A spingere le rivolte il carovita insostenibile, il clima repressivo, gli effetti della guerra: la Grecia vede i prezzi dell’IVA tra i più alti in Europa, molti cittadini non riescono a pagare le bollette ed è corsa al legname per riscaldarsi. In alcune regioni si abbattono gli alberi per raccogliere la legna da ardere, i prezzi del legname sono schizzati in tutta la Moldavia, uno dei paesi fornitori. Emerge che, a causa dello scoppio della guerra in Ucraina, il gas è diventata una fonte di energia inaccessibile.
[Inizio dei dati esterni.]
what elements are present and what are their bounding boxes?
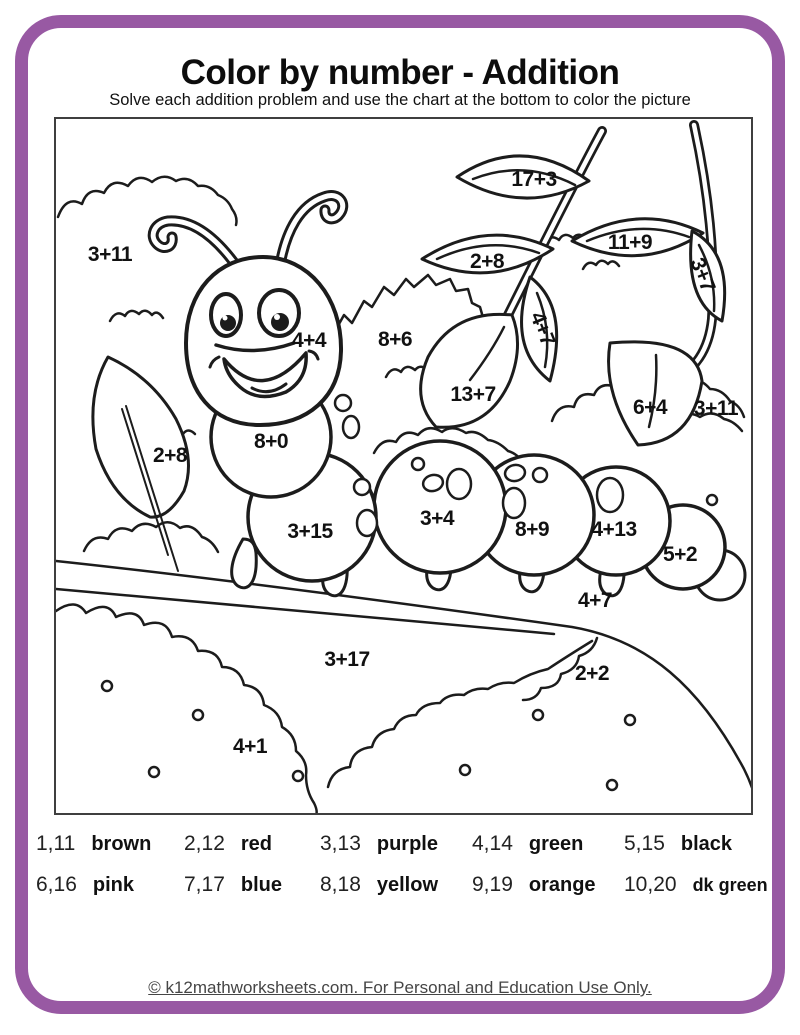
caterpillar-line-art	[56, 120, 751, 813]
page-title: Color by number - Addition	[180, 53, 620, 93]
footer-link[interactable]: © k12mathworksheets.com. For Personal an…	[148, 978, 652, 997]
problem-label: 2+8	[469, 250, 505, 273]
problem-label: 13+7	[450, 383, 496, 406]
chart-color-name: blue	[240, 874, 282, 896]
caterpillar	[147, 190, 747, 602]
chart-color-name: orange	[528, 874, 596, 896]
chart-numbers: 1,11	[36, 832, 76, 855]
ground-dots	[100, 493, 719, 792]
chart-numbers: 7,17	[184, 873, 225, 896]
problem-label: 4+7	[577, 589, 613, 612]
footer: © k12mathworksheets.com. For Personal an…	[0, 978, 800, 998]
chart-numbers: 3,13	[320, 832, 361, 855]
chart-color-name: black	[680, 833, 733, 855]
problem-label: 6+4	[632, 396, 668, 419]
problem-label: 8+0	[253, 430, 289, 453]
problem-label: 17+3	[511, 168, 557, 191]
chart-numbers: 6,16	[36, 873, 77, 896]
antennae	[147, 190, 349, 277]
leaves	[91, 154, 727, 572]
problem-label: 3+15	[287, 520, 333, 543]
chart-numbers: 2,12	[184, 832, 225, 855]
problem-label: 11+9	[607, 231, 653, 254]
problem-label: 2+8	[152, 444, 188, 467]
body-segments	[209, 375, 727, 591]
chart-entry: 10,20 dk green	[624, 873, 776, 897]
problem-label: 3+11	[693, 397, 739, 420]
ground	[56, 493, 751, 813]
page-border-frame	[15, 15, 785, 1014]
problem-label: 3+17	[324, 648, 370, 671]
chart-entry: 3,13 purple	[320, 832, 472, 856]
chart-color-name: brown	[91, 833, 152, 855]
problem-label: 4+1	[232, 735, 268, 758]
problem-label: 2+2	[574, 662, 610, 685]
chart-color-name: red	[240, 833, 272, 855]
chart-entry: 4,14 green	[472, 832, 624, 856]
chart-row: 6,16 pink 7,17 blue 8,18 yellow 9,19 orange …	[36, 873, 776, 897]
chart-entry: 7,17 blue	[184, 873, 320, 897]
segment-spots	[333, 393, 625, 538]
color-chart: 1,11 brown 2,12 red 3,13 purple 4,14 green 5…	[36, 832, 776, 914]
problem-label: 4+4	[291, 329, 327, 352]
page-subtitle: Solve each addition problem and use the …	[109, 90, 691, 109]
chart-entry: 9,19 orange	[472, 873, 624, 897]
chart-row: 1,11 brown 2,12 red 3,13 purple 4,14 green 5…	[36, 832, 776, 856]
chart-numbers: 8,18	[320, 873, 361, 896]
chart-color-name: dk green	[692, 875, 768, 895]
problem-label: 3+11	[87, 243, 133, 266]
problem-label: 5+2	[662, 543, 698, 566]
chart-entry: 1,11 brown	[36, 832, 184, 856]
chart-numbers: 9,19	[472, 873, 513, 896]
problem-label: 4+13	[591, 518, 637, 541]
problem-label: 3+4	[419, 507, 455, 530]
coloring-picture: 3+11 17+3 2+8 11+9 3+7 4+4 8+6 4+7 13+7 …	[54, 117, 753, 815]
chart-numbers: 10,20	[624, 873, 677, 896]
chart-entry: 2,12 red	[184, 832, 320, 856]
chart-numbers: 5,15	[624, 832, 665, 855]
chart-color-name: pink	[92, 874, 134, 896]
chart-entry: 5,15 black	[624, 832, 776, 856]
chart-color-name: green	[528, 833, 584, 855]
problem-label: 8+9	[514, 518, 550, 541]
chart-entry: 8,18 yellow	[320, 873, 472, 897]
chart-color-name: yellow	[376, 874, 439, 896]
chart-color-name: purple	[376, 833, 438, 855]
chart-entry: 6,16 pink	[36, 873, 184, 897]
face	[208, 288, 320, 399]
chart-numbers: 4,14	[472, 832, 513, 855]
problem-label: 8+6	[377, 328, 413, 351]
Il percorso di mobilitazioni su carovita e contro la guerra continua il 17 novembre, giorno in ricordo della rivolta di Politecnio, una protesta che si svolse presso il Politecnico di Atene a partire dal 14 novembre 1973 nell’ambito di una massiccia manifestazione studentesca sul rifiuto popolare della giunta militare greca e terminò in uno spargimento di sangue al mattino del 17 novembre, quando un carro armato sfondò i cancelli del campus e furono massacrati 24 civili. La rivolta studentesca ha rappresentato un atto di resistenza contro la dittatura militare e un simbolo di resistenza alla tirannia. La giornata vede funzioni commemorative che coinvolgono studenti e studentesse, alcune scuole e tutte le università rimangono chiuse. Dalla rivolta nacque un movimento che riuscì a far cadere la giunta militare e ottenere l’introduzione di una legge che impediva l’ingresso della polizia nei campus universitari, rendendoli così un rifugio sicuro per perseguitat* politici. Tale legge è stata di fatto abolita nel 2019, anno nel quale si insediò al governo il primo ministro Mitsotakis e alla quale seguirono moltissime proteste .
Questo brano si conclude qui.